Substituting Equation 2 into Equation 1, we get:
29 = 2a + 9(2d)
29 = 2a + 18d
Dividing both sides by 2:
14.5 = a + 9d --- Equation 3
Now, we can solve Equations 2 and 3 simultaneously:
2d = 14.5 - 9d
11d = 14.5
d = 14.5/11
d ≈ 1.318181818...
Substituting the value of 'd' back into Equation 2:
t = 2d
t ≈ 2 * 1.318181818...
t ≈ 2.636363636...
Therefore, the first term (a) would be:
a = t - 2d
a ≈ 2.636363636... - 2 * 1.318181818...
a ≈ 0
So, by solving the equations, we find that the first term is approximately 0 and the constant difference is approximately 1.318181818... (which is a funny number to work with!).
I hope this helps, and remember, math jokes are always the best way to lighten the mood when dealing with equations!
To determine the first term and the constant difference of an arithmetic progression (AP) based on the given information, we can use the formulas for the sum of the first n terms of an AP and the nth term of an AP.
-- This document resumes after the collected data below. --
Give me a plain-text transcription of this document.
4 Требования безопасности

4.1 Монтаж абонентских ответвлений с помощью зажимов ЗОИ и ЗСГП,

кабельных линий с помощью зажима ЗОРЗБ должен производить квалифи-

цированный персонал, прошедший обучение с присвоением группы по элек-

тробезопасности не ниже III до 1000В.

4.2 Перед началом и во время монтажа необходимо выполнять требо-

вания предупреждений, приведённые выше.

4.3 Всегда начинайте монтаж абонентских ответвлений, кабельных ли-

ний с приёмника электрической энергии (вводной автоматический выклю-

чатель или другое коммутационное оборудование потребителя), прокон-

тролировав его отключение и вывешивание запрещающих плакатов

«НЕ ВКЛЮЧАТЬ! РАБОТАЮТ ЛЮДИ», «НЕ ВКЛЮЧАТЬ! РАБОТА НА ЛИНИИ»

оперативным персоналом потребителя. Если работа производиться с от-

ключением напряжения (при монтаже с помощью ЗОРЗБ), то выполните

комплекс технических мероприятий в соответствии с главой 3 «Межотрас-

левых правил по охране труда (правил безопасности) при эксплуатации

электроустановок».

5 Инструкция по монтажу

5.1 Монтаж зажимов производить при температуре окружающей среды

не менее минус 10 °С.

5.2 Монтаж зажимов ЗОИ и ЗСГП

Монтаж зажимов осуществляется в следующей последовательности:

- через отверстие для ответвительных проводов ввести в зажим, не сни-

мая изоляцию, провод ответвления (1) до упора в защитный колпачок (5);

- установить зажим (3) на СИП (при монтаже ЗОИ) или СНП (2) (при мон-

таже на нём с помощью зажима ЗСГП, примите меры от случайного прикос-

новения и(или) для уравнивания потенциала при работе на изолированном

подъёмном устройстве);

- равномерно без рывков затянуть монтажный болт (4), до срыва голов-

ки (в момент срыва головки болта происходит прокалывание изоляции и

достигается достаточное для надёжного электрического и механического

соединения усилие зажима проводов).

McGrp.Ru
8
Let's denote the first term as 'a' and the constant difference as 'd'.
Given: The sum of the first 10 terms of the AP is 145.
Using the formula for the sum of the first n terms of an AP:
S_n = (n/2)(2a + (n-1)d)
Substituting the values, we have:
145 = (10/2)(2a + (10-1)d)
145 = 5(2a + 9d)
29 = 2a + 9d -- Equation 1
Given: The sum of the fourth and ninth terms is 5 times the third term.
Using the formula for the nth term of an AP:
a_n = a + (n-1)d
The fourth term is a + 3d, the ninth term is a + 8d, and the third term is a + 2d.
According to the given information:
(a + 3d) + (a + 8d) = 5(a + 2d)
2a + 11d = 5a + 10d
11d - 10d = 5a - 2a
d = 3a -- Equation 2
Now, we need to solve these two simultaneous equations (Equation 1 and Equation 2) to find the values of 'a' and 'd'.
Substituting the value of 'd' from Equation 2 into Equation 1:
29 = 2a + 9(3a)
29 = 2a + 27a
29 = 29a
a = 1
Substituting the value of 'a' back into Equation 2 to find 'd':
d = 3a
d = 3(1)
d = 3
Therefore, the first term is 1 and the constant difference is 3 in the given arithmetic progression (AP).